A questão é que os rendimentos familiares há muito que não sobem ao mesmo ritmo que os preços das casas. E este fosso entre os dois está a ficar cada vez maior: em Portugal os preços das casas superaram os salários em 47,1% no primeiro trimestre de 2022, tornando-se assim no país da Organização para a Cooperação e Desenvolvimento Económico (OCDE) onde esta diferença é maior.
O sonho de comprar casa está cada vez mais distante para as famílias de rendimentos médios.
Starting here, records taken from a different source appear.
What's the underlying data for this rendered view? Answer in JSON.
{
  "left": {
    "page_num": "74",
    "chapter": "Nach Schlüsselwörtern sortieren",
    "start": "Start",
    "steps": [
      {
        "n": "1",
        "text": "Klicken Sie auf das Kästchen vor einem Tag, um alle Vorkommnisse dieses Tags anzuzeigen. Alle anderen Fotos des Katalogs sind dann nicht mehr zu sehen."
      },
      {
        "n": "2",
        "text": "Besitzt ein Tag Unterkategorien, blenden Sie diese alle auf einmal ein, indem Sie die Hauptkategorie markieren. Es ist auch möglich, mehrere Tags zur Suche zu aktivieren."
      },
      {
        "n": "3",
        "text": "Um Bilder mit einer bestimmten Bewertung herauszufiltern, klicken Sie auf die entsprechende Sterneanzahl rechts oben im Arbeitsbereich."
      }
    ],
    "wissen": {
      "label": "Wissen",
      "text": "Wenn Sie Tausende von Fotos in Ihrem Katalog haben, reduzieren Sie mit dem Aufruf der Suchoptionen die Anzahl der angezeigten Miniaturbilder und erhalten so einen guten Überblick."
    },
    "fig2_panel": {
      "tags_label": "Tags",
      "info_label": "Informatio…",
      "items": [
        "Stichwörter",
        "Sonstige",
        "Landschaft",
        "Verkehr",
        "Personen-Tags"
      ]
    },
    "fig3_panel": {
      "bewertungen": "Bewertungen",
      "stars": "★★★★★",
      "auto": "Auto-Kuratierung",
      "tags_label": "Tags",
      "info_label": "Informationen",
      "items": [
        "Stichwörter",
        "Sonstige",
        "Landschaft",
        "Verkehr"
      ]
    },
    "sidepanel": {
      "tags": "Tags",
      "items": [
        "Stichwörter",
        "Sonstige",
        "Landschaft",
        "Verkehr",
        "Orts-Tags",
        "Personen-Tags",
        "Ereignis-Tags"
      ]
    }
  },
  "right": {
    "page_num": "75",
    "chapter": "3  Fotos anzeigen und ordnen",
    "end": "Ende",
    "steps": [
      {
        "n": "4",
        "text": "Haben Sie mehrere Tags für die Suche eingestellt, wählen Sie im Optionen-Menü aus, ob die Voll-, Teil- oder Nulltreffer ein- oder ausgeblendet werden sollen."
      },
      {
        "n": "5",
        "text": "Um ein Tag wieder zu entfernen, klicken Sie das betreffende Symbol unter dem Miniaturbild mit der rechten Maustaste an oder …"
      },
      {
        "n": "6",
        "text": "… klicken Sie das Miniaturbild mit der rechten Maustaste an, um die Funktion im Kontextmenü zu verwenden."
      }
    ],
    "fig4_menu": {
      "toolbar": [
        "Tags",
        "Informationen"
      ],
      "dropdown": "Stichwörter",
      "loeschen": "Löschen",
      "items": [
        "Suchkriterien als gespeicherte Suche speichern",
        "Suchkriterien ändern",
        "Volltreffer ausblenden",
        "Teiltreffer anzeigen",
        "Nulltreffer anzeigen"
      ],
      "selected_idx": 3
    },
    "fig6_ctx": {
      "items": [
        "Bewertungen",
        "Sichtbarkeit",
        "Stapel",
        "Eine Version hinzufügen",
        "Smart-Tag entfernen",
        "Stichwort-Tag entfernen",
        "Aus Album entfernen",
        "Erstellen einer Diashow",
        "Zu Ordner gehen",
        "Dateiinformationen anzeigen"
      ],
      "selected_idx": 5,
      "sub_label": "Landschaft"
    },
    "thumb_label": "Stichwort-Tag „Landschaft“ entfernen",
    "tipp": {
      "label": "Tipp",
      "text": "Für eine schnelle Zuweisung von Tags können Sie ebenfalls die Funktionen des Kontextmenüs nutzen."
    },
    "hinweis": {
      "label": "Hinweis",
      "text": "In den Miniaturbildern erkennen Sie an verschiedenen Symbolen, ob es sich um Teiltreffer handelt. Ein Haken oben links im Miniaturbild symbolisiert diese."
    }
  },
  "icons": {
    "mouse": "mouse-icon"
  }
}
Isto porque os preços das casas estão a subir mês após mês a grande velocidade, mas os salários não têm acompanhado este crescimento, aumentando, assim, a taxa de esforço dos agregados familiares. É esta realidade que reflete o rácio entre os preços das casas e o rendimento disponível das famílias que vivem nos países da OCDE.
Olhando para os dados provisórios relativos ao primeiro trimestre de 2022, salta à vista que Portugal apresenta o maior fosso entre os preços das casas e os salários – de 47,1% - estando em primeiro lugar entre os países que compõem esta organização. E não é o único onde os preços das casas superam os salários em mais de 40%: nos Países Baixos a diferença é de 46,8%, na República Checa de 46,2% e no Canadá de 43,5%, mostram os dados mais recentes da OCDE.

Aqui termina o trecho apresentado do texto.